The researchers behind the work — led by Simon Fisher of the Max Planck Institute for Psycholinguistics — are hopeful that the early genetic glimpse may help explain the sensational senses. They also speculate that such insights may one day help unravel other conditions that may be related to brain connectivity, such as autism.
Fisher and colleagues wrote that the study:
[F]targeting relatively rare genetic variation that occurs in families with multiple generations of synesthetes; assessing possible roles of common variation poses an intriguing question for the future.
For the study, the researchers collected genetic material from members of three families, sampling four or five people with clinically verified synesthesia over three generations in each family, as well as non-synesthetes. These families all shared the same common form of synesthesia that associates sounds with colors. The families had been identified from the Cambridge Synesthesia Research Group database and were involved in previous genetic research, which also sought to unravel the genetics of the condition.
In their study, Fisher and colleagues focused on whole exome sequencing, which decodes the regions of DNA that are translated into proteins. The researchers searched the code and chose 37 gene variants that appeared to be linked to hereditary synesthesia. None of these were the same for all synesthetes in all three families. This supports the murky findings of the earlier Cambridge genetic work that suggested there are many different genetic variations that may contribute to the condition.
But this time, the researchers were able to pinpoint specific genes. Six of these were known to be involved in cell migration and nerve fiber growth, both essential in creating connections and networks in the brain. Based on data from previous gene activity studies and protein-level studies, the researchers found that these genes were active in sensory brain regions and were active as those regions developed in early childhood.
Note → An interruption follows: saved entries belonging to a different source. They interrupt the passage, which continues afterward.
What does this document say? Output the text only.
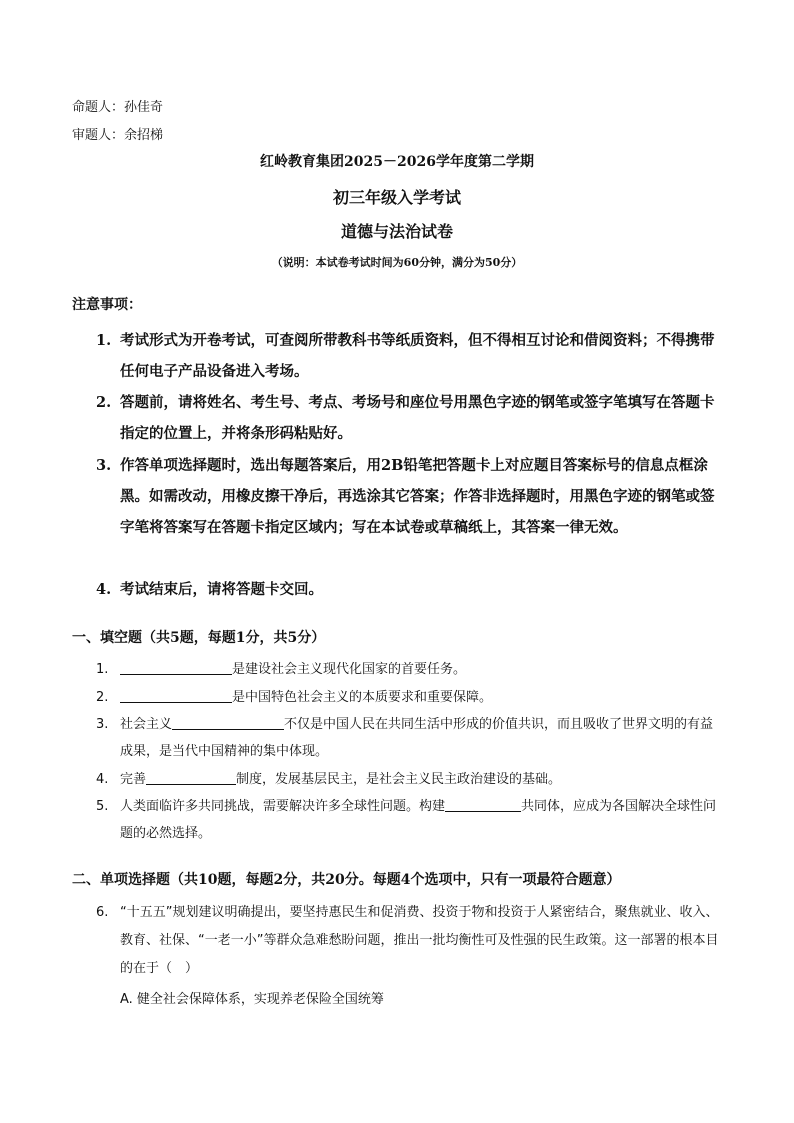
命题人：孙佳奇
审题人：余招梯
红岭教育集团2025－2026学年度第二学期
初三年级入学考试
道德与法治试卷
（说明：本试卷考试时间为60分钟，满分为50分）
注意事项：
1. 考试形式为开卷考试，可查阅所带教科书等纸质资料，但不得相互讨论和借阅资料；不得携带任何电子产品设备进入考场。
2. 答题前，请将姓名、考生号、考点、考场号和座位号用黑色字迹的钢笔或签字笔填写在答题卡指定的位置上，并将条形码粘贴好。
3. 作答单项选择题时，选出每题答案后，用2B铅笔把答题卡上对应题目答案标号的信息点框涂黑。如需改动，用橡皮擦干净后，再选涂其它答案；作答非选择题时，用黑色字迹的钢笔或签字笔将答案写在答题卡指定区域内；写在本试卷或草稿纸上，其答案一律无效。
4. 考试结束后，请将答题卡交回。
一、填空题（共5题，每题1分，共5分）
1.	是建设社会主义现代化国家的首要任务。
2.	是中国特色社会主义的本质要求和重要保障。
3. 社会主义	不仅是中国人民在共同生活中形成的价值共识，而且吸收了世界文明的有益成果，是当代中国精神的集中体现。
4. 完善	制度，发展基层民主，是社会主义民主政治建设的基础。
5. 人类面临许多共同挑战，需要解决许多全球性问题。构建	共同体，应成为各国解决全球性问题的必然选择。
二、单项选择题（共10题，每题2分，共20分。每题4个选项中，只有一项最符合题意）
6. “十五五”规划建议明确提出，要坚持惠民生和促消费、投资于物和投资于人紧密结合，聚焦就业、收入、教育、社保、“一老一小”等群众急难愁盼问题，推出一批均衡性可及性强的民生政策。这一部署的根本目的在于（　）
A. 健全社会保障体系，实现养老保险全国统筹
The researchers speculate that the variation in brain connection development “may work in harmony with early life experiences to form the unique secondary images of synesthetes (such as C♯ appearing orange, or B♭ appearing deep brown).”
There is a lot of work that researchers need to do to confirm that the identified genes are indeed involved in the condition — and to understand how. But “these results provide a molecular starting point for investigations into the origin of healthy variation in sensory integration,” they conclude.
PNAS2018. DOI: 10.1073/pnas.1715492115 (About DOIs).